Otro detalle problemático es que, normalmente, cuando un pueblo invade a otro y destruye sus ciudades, los restos arqueológicos evidencian algún cambio de cultura, ya sea en la cerámica, los enterramientos, las herramientas, etc. Este cambio no se ha detectado en las excavaciones palestinas.  Tampoco parece realista asumir que un puñado de esclavos fugados de Egipto, errantes durante años por el desierto, tuviera la potencia para armar un ejército impresionante, como lo narra el libro de Josué, y arrasara todo un territorio. Las fuentes históricas no bíblicas guardan un completo silencio respecto a la presunta campaña de conquista de Josué.

La misma Biblia sugiere que la conquista fue gradual, lenta y no completa. Los israelitas se mezclaron con la población local, convivieron con otros pueblos ―cananeos, amorreos, hititas, jebuseos, moabitas…― y fueron asentándose de forma más o menos pacífica en el territorio, a lo largo de un periodo prolongado de tiempo. No fue hasta los tiempos de la monarquía, bajo David, cuando Israel conquistó prácticamente todo el territorio y sometió a los pueblos vecinos. 


Hay otro dato interesante: el hallazgo en las zonas montañosas de Israel y Transjordania de numerosos yacimientos de la Edad del Hierro, es decir, asentamientos humanos a partir del siglo XIII y XII, no anteriores. Esto demuestra que fueron grupos que se asentaron en la región a partir de finales de la Edad de Bronce. Los yacimientos muestran pequeñas aldeas diseminadas, algunas de ellas circulares, como los campamentos nómadas.
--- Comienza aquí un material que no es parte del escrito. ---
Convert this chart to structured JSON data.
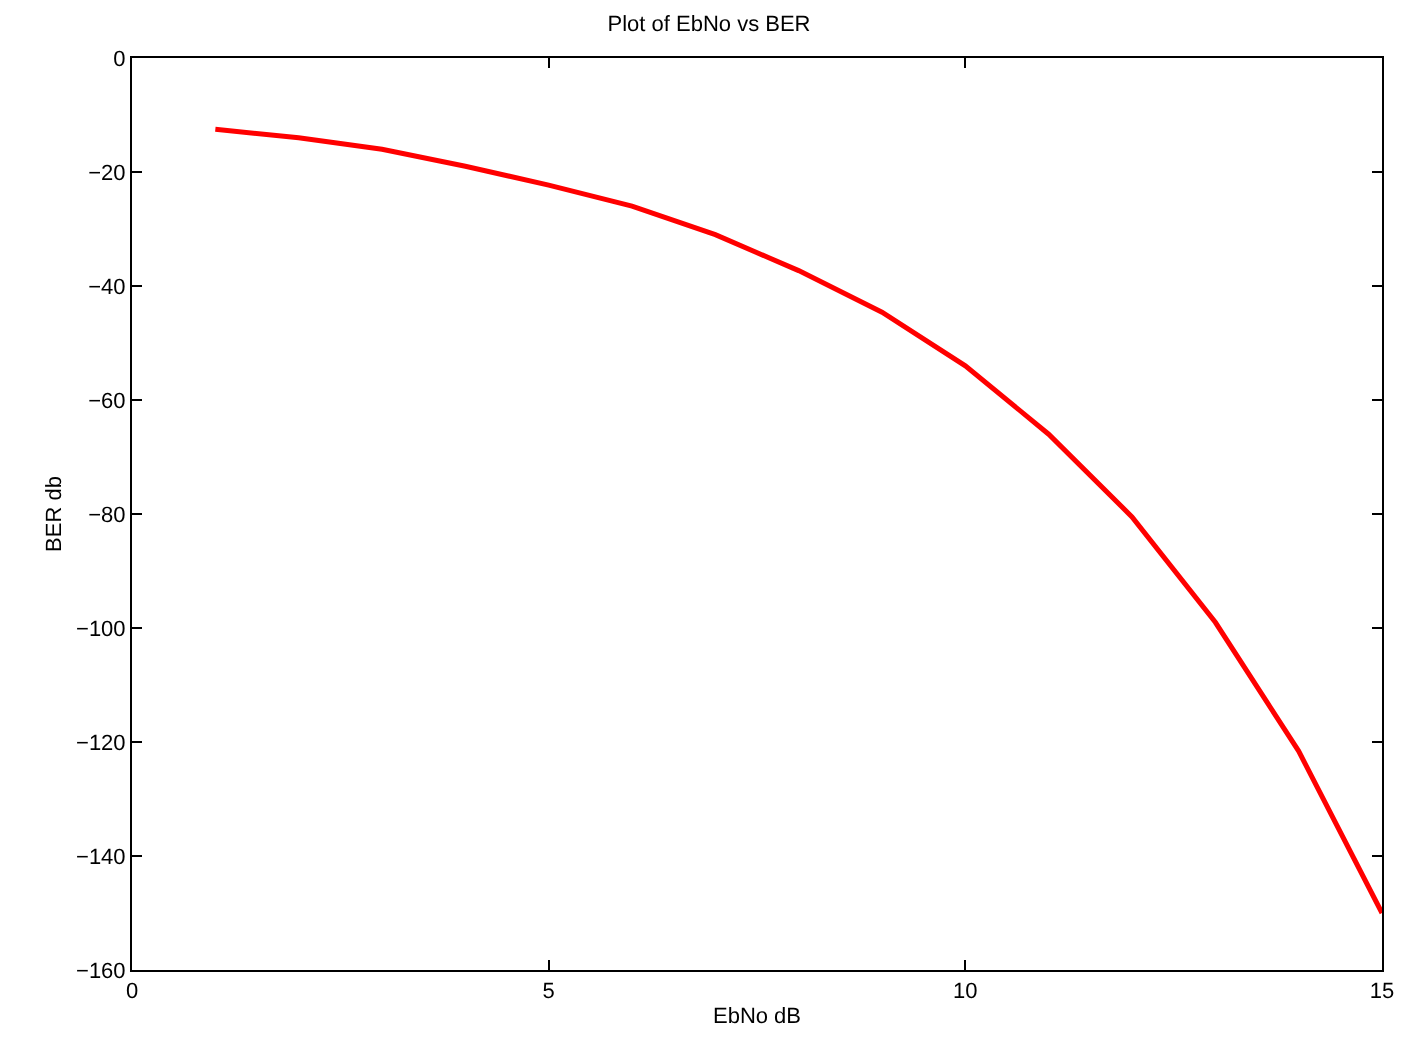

Las viviendas son pequeñas y cuadradas, con cuatro habitaciones, y responden al modelo que los estudiosos han llamado “casa israelita”, con corral-almacén y cocina en la planta baja y vivienda-dormitorio en el piso de arriba. Los restos de alimentos, curiosamente, muestran huesos de ovejas y cabras, propios de una cultura pastoril, pero no de cerdo.  Finkelstein y otros arqueólogos afirman que estas aldeas son una prueba del asentamiento progresivo de pueblos nómadas o seminómadas, posiblemente los primeros israelitas, en Canaán. 

En la foto: vista aérea de las ruinas de Siquem, centro neurálgico de las tribus israelitas y sede del templo de Baal-Berit, o Dios de la Alianza.